Quelle magnifique surprise en cette année 2011 que l’album de Nicolas Jaar. A l’heure où les beats affiliés discothèque côtoient les voix les plus sucrées imaginables dans la seule optique de vendre des palettes d’albums, Nicolas Jaar décide de nous prendre par la main dans un univers sombre et sans concession, sans pour autant perdre un sens du rythme hallucinant. Cet album est une boîte de chocolat que l’on découvre et ouvre avec hésitation, on regarde autour de nous, personne ne regarde, c’est bon. On aimerait pouvoir garder ce petit trésor pour soi, ne le partager avec personne, car s’inscrit sur ces pistes la bande originale de nos peines et de nos joies, sans pause publicitaire. L’enchainement des chansons est si pointilleux qu’il en est difficile de savoir quand l’on passe d’une chanson à l’autre, ce qui accentue cette sensation de vivre quarante-cinq minutes d’un véritable film musical. L’écoute de cet album nous plonge littéralement dans un univers de velours, une caresse molletonnée salvatrice. La production de l’album est excellente, les beats nous atteignent en plein cœur et les mélodies en sortent magnifiées. 

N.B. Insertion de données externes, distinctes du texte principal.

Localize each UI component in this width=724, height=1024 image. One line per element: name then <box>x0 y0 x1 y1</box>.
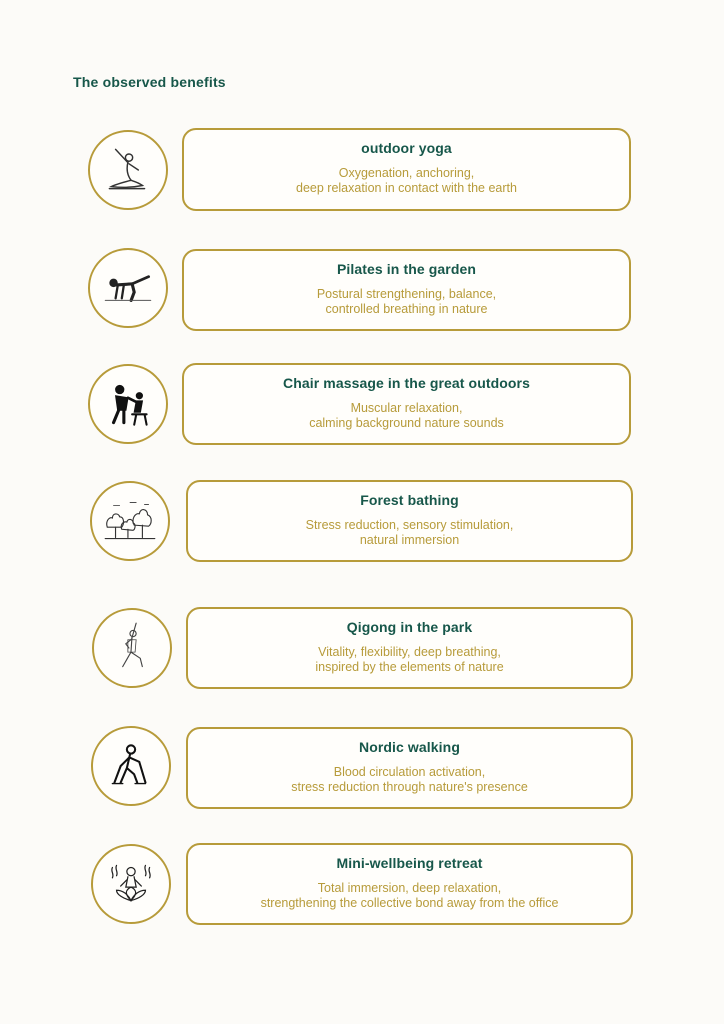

"Too Many Kids Finding Rain In The Dust".

Les beats, justement, animent et bercent sans pour autant perdre leur authenticité rythmique. La vocation dansante de l’album n’est donc pas en reste, notamment sur plusieurs titres phares qui doivent s’avérer terriblement efficaces en live ("I Got a Woman", "Specters of the Future", "Variations"). Ces beats si particuliers sont véritablement un des points forts de l’album. Jamais exagérés ni surproduits, ils engagent et libèrent. De fait, l’écoute procure la même sensation que de pénétrer dans une pièce obscure et inconnue ; on avance à pas de loup, chaque seconde synonyme de découverte, on se perd puis on reconnaît, nos sens sont en exergue. "Space Is Only Noise" reflète cette plongée au cœur d’un environnement chaleureux et mélancolique par ce downtempo salutaire et à contre-courant des modes actuelles. Nous sommes invités à suivre l’artiste dans son spleen dansant au groove incroyable du haut ses vingt-et-un ans. En effet, ce jeune homme nous délivre ici un coup de maître de maturité et de maitrise avec, rappelons-le, ce qui n’est que son premier album. 

"Specters Of The Future".

A la croisée du jazz, de la soul, de la pop ambient et de la minimal house, Mr Jaar envoie un pavé dans la mare qui marquera mon année 2011 à coup sûr. Des titres au tempo efficace tels que "Too Many Kids Finding Rain In The Dust", "Space Is Only Noise If You Can See" ou "Variations", d'autres plus obscurs et ambiants tels le magnifique "Être" qui reprend des répliques de Jean-Luc Godard et les mêle à un piano profond et jazzy, ou encore les bouleversants "Keep Me There" et "Balance Her In Between Your Eyes" : Nicolas Jaar joue avec sentiments et émotions, nous emmène là où il fait bon vivre. Ce disque est une introspection au cœur de l’inconnu et du bien-être, un spleen urbain qui comblera nos longues soirées d’hiver. Toujours avec une subtilité déconcertante, nous sommes ballotés des larmes au rire sans compromis ni temps mort.

"Keep Me There".

Alors, bien sûr, il pourrait lui être reproché un excès de zèle, peut-être une certaine prétention pour son jeune âge. Mais je ne suis pas de cet avis là, car Mr Jaar sait ce qu’il fait et il le fait (formidablement) bien. A l’image de ce terrain vague grisâtre et déserté, il délivre un son épuré et écorché, toujours dans une optique fatalement dansante pour l’auditeur. Plongez au cœur de cet album, baissez la garde, laissez Nicolas Jaar vous emmener dans son monde fait de sentiments merveilleusement humains, loin des mélopées house indigentes des plages de Miami ou de Saint Tropez.